I think that you are looking for this...
http://byo.com/mrwizard/760.html
When a relatively small weight of specialty grains is steeped in a large volume of water, the result is a very thin mixture. The pH is only slightly affected by the malt (pale malts tend to lower the mash pH during all-grain mashing to about 5.4 pH). This means the pH of the solution during steeping will be higher than the pH of a normal mash, which has an oatmeal-like consistency.
though, he adds a qualification at the end:
You ask whether steeping and sparging released "unwanted tannins" in your beer. For starters, all beer contains tannins. Some tannins are implicated in haze and some lend astringent flavors to beer.

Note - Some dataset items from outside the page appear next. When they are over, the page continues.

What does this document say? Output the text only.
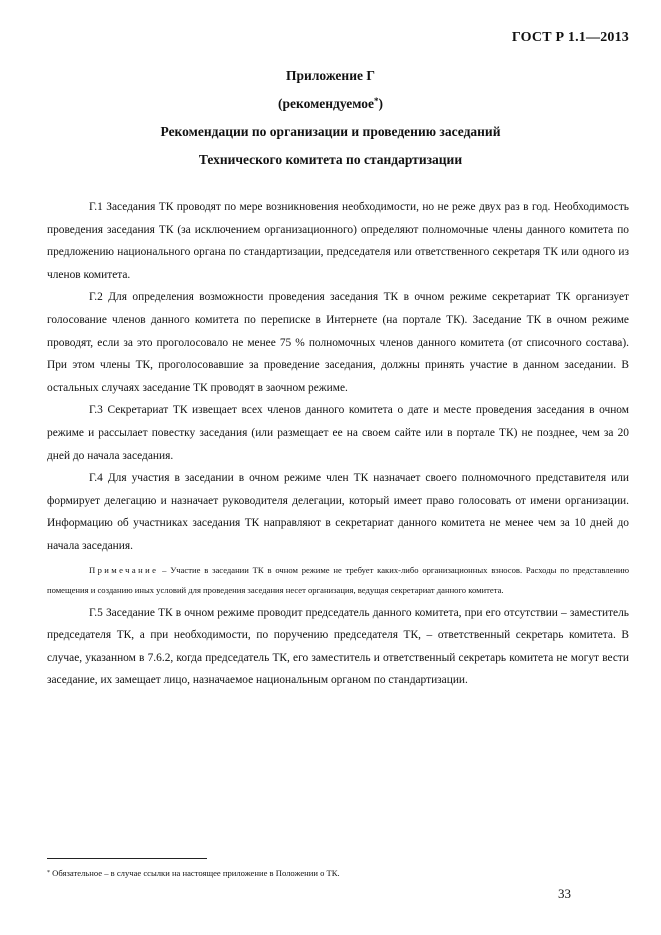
ГОСТ Р 1.1—2013
Приложение Г
(рекомендуемое*)
Рекомендации по организации и проведению заседаний
Технического комитета по стандартизации

Г.1 Заседания ТК проводят по мере возникновения необходимости, но не реже двух раз в год. Необходимость проведения заседания ТК (за исключением организационного) определяют полномочные члены данного комитета по предложению национального органа по стандартизации, председателя или ответственного секретаря ТК или одного из членов комитета.

Г.2 Для определения возможности проведения заседания ТК в очном режиме секретариат ТК организует голосование членов данного комитета по переписке в Интернете (на портале ТК). Заседание ТК в очном режиме проводят, если за это проголосовало не менее 75 % полномочных членов данного комитета (от списочного состава). При этом члены ТК, проголосовавшие за проведение заседания, должны принять участие в данном заседании. В остальных случаях заседание ТК проводят в заочном режиме.

Г.3 Секретариат ТК извещает всех членов данного комитета о дате и месте проведения заседания в очном режиме и рассылает повестку заседания (или размещает ее на своем сайте или в портале ТК) не позднее, чем за 20 дней до начала заседания.

Г.4 Для участия в заседании в очном режиме член ТК назначает своего полномочного представителя или формирует делегацию и назначает руководителя делегации, который имеет право голосовать от имени организации. Информацию об участниках заседания ТК направляют в секретариат данного комитета не менее чем за 10 дней до начала заседания.

Примечание – Участие в заседании ТК в очном режиме не требует каких-либо организационных взносов. Расходы по представлению помещения и созданию иных условий для проведения заседания несет организация, ведущая секретариат данного комитета.

Г.5 Заседание ТК в очном режиме проводит председатель данного комитета, при его отсутствии – заместитель председателя ТК, а при необходимости, по поручению председателя ТК, – ответственный секретарь комитета. В случае, указанном в 7.6.2, когда председатель ТК, его заместитель и ответственный секретарь комитета не могут вести заседание, их замещает лицо, назначаемое национальным органом по стандартизации.

* Обязательное – в случае ссылки на настоящее приложение в Положении о ТК.
33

The type most homebrewers are concerned about are those affecting flavor. In any case, it is up to the brewer to decide if the level of tannins in their beer is too high. The (in)famous decoction mash is frequently recommended when a brewer is in search of more malt flavor. Decoction mashes boil malt and — among analytical brewers who are not afraid of rocking the boat with unpopular ideas — are known to increase the astringent character associated with tannins. In general I wouldn’t consider 170° F dangerously high with respect to tannin extraction. However, if you believe your beers may suffer because of too much astringency, consider adjusting your steep pH and lowering the temperature a few degrees
To add my own person experience
When I did specialty grain/extract brews, I used more of a thin steep as mentioned in the first link and never experienced any tannin extraction issues. Of course, you have to take into account my water chemistry to begin with...YMMV, ect.